Structure of an infectious prion

Prions are not viruses – they are infectious proteins that lack nucleic acids. Nevertheless, virologists have always been fascinated by prions – they appear in virology textbooks (where else would you put them?) and are taught in virology classes. I’ve written about prions on this blog (five articles, to be exact – look under P in the Table of Contents) and I’m fascinated by their biology and transmission. That’s why the newly solved structure of an infectious prion protein is the topic of the sixth prion article at virology blog.

Spongiform encephalopathies are neurodegenerative diseases caused by misfolding of normal cellular prion proteins. Human spongiform encephalopathies are placed into three groups: infectious, familial or genetic, and sporadic, distinguished by how the disease is acquired initially. In all cases, the pathogenic protein is the host-encoded PrP^C protein with an altered conformation, called PrP^sc. In the simplest case, PrP^Sc converts normal PrP^C protein into more copies of the pathogenic form (illustrated).

The structure of the normal PrP^C protein, solved some time ago, revealed that it is largely alpha-helical with little beta-strand content. The structure of PrP^Sc protein has been elusive, because it forms aggregates and amyloid fibrils. It has been suggested that the PrP^Sc protein has more beta-strand content than the normal protein, but how this property would lead to prion replication was unknown. Clearly solving the structure of prion protein was needed to fully understand the biology of this unusual pathogen.

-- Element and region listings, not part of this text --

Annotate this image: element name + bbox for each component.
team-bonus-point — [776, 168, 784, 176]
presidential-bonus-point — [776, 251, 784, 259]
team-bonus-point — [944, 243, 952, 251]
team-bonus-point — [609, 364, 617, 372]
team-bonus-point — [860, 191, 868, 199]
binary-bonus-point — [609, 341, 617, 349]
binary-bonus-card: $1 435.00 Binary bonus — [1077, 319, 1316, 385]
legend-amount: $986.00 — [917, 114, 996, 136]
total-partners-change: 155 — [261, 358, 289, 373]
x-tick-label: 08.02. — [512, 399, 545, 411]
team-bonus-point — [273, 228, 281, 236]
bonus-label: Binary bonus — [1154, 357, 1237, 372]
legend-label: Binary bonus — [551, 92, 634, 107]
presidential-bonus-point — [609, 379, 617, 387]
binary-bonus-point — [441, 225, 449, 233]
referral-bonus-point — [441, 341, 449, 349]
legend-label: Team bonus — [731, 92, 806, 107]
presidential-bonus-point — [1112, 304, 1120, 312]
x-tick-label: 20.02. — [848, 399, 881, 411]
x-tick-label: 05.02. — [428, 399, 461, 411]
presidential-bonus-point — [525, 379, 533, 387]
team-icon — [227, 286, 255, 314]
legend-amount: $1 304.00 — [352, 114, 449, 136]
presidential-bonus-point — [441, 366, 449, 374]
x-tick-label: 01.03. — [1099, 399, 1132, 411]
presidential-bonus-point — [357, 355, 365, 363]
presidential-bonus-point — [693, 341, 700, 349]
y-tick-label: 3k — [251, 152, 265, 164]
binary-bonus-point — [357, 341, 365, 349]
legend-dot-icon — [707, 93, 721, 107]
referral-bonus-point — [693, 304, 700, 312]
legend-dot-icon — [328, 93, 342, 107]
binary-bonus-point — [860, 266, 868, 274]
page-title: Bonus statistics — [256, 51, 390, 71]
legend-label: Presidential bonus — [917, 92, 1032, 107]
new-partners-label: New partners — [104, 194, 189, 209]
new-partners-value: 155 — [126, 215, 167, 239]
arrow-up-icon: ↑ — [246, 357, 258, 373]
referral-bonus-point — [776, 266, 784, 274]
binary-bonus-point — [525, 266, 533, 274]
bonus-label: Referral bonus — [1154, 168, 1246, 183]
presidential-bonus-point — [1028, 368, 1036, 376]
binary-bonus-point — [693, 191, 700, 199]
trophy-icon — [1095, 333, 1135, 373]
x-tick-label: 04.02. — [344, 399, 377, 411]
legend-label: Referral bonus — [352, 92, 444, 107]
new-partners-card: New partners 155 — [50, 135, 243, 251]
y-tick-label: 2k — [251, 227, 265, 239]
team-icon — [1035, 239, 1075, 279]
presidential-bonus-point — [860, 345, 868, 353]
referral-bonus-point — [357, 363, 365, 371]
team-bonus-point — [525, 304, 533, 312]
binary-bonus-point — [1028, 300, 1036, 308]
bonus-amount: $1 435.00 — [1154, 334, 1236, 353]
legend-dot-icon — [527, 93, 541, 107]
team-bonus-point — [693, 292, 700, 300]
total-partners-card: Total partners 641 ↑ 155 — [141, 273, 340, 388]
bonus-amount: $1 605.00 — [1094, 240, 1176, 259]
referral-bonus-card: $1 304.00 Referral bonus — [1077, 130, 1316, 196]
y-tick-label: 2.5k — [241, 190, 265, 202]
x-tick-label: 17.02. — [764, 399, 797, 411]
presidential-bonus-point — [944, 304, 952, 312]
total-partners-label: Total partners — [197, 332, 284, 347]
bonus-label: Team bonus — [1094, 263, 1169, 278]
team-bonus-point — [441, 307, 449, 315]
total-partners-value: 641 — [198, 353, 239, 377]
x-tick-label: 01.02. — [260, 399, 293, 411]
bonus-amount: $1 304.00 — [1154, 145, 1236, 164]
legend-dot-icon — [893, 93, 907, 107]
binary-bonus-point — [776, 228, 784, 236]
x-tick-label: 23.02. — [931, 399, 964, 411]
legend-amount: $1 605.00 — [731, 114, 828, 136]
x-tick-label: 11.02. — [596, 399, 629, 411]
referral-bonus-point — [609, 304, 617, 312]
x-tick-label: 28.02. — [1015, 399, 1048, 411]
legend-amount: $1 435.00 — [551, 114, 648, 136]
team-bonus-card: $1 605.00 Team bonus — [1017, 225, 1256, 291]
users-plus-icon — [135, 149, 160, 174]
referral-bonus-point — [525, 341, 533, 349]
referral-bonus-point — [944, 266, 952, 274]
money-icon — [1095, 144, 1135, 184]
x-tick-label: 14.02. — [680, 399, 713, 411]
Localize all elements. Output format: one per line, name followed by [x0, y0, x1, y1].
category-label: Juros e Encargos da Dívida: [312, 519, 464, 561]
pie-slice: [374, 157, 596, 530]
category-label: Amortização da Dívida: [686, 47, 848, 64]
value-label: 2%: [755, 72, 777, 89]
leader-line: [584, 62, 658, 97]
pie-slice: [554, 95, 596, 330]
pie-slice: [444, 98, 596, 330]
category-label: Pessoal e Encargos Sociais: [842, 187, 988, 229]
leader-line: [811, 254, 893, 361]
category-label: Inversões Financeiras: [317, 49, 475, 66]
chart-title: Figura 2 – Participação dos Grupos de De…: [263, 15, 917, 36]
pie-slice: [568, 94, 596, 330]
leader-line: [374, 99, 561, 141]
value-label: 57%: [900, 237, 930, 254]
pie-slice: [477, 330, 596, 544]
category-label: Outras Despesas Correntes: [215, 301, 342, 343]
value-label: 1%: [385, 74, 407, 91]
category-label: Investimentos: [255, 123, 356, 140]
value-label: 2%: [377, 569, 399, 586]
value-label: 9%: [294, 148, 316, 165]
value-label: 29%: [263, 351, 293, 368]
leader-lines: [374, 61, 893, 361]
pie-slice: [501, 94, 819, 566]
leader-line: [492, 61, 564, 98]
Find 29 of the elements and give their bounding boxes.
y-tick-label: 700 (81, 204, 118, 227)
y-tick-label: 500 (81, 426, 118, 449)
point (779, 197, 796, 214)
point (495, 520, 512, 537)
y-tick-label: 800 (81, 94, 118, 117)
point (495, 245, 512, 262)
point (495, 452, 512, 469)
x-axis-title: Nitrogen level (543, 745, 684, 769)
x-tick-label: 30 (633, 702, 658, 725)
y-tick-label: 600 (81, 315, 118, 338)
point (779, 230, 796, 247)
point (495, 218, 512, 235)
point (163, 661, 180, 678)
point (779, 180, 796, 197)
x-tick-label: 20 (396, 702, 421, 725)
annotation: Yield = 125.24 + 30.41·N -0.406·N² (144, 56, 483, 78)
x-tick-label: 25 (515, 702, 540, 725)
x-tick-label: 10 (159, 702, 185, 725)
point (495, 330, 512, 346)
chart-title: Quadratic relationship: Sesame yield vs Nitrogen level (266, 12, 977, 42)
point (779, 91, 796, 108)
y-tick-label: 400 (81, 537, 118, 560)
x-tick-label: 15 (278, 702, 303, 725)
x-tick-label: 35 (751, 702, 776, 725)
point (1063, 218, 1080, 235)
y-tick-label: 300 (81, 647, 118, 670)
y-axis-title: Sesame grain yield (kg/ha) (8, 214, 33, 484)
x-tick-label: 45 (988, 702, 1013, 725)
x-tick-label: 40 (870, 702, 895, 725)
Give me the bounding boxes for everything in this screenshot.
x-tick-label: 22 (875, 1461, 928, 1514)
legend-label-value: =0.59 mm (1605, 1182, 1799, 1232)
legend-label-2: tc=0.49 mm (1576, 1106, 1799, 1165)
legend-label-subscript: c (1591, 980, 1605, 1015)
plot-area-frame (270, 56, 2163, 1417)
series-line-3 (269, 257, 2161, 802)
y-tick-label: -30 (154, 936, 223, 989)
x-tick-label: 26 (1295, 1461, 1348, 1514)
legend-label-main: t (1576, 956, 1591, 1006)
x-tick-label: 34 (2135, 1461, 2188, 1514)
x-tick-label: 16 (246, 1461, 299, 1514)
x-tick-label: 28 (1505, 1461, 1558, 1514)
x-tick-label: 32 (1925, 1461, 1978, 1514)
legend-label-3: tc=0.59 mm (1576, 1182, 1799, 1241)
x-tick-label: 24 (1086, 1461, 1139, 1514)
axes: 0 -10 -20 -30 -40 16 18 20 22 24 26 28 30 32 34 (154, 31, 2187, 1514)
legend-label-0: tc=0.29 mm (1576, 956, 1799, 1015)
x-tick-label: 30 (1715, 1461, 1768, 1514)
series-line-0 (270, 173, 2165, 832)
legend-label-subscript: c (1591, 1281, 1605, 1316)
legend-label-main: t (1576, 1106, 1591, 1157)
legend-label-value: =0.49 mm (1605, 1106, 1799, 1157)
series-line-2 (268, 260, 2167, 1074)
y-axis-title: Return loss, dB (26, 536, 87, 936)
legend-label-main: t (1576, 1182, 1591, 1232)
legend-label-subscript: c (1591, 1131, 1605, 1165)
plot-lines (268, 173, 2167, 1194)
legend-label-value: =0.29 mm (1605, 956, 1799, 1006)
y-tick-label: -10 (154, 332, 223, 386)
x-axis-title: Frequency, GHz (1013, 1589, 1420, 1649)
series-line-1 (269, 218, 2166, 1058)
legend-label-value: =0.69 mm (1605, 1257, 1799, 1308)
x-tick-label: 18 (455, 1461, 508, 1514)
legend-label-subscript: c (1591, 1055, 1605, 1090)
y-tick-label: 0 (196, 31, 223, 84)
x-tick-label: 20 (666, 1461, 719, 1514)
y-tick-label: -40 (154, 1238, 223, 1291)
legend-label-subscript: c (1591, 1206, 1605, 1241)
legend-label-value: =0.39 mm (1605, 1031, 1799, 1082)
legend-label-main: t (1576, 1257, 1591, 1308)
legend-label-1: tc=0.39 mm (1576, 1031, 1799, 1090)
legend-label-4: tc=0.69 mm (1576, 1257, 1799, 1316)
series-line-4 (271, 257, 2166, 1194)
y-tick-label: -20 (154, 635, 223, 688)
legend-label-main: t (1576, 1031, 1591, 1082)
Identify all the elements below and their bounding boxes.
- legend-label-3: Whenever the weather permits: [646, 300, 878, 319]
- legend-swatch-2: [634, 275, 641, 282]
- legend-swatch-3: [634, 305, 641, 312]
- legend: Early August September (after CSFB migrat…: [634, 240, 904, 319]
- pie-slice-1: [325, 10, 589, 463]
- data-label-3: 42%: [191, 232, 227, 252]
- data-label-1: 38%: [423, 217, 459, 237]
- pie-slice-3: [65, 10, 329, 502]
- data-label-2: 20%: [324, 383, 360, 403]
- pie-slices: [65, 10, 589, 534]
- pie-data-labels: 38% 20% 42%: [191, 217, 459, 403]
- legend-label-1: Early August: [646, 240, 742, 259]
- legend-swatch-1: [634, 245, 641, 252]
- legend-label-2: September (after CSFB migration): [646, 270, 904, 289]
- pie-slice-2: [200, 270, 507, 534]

The structure of PrP^Sc protein has now been solved by cryo-electron microscopy and image reconstruction (link to paper). The protein was purified from transgenic mice programmed to produce a form of  PrP^Sc protein that is not anchored to the cell membrane, and which is also underglycosylated. The protein causes disease in mice but is more homogeneous and forms fibrillar plaques, allowing gentler purification methods.

The structure of this form of the PrP^Sc protein reveals that it consists of two intertwined fibrils (red in the image) which most likely consist of a series of repeated beta-strands, or rungs, called a beta-solenoid. The structure provides clues about how a pathogenic prion protein converts a normal PrP^C into PrP^Sc . The upper and lower rungs of beta-solenoids are likely the initiation points for hydrogen-bonding with new PrP^C molecules – in many proteins with beta-solenoids, they are blocked to prevent propagation of beta-sheets. Once added to the fibrils, the ends would serve to recruit additional proteins, and the chain lengthens.

The structure of PrP^Sc protein provides a mechanism for prion replication by incorporation of additional molecules into a growing beta-solenoid. I wonder if incorporation into fibrils is the sole driving force for converting PrP^Cprotein into PrP^Sc, or if PrP^C is conformationally altered before it ever encounters a growing fibril.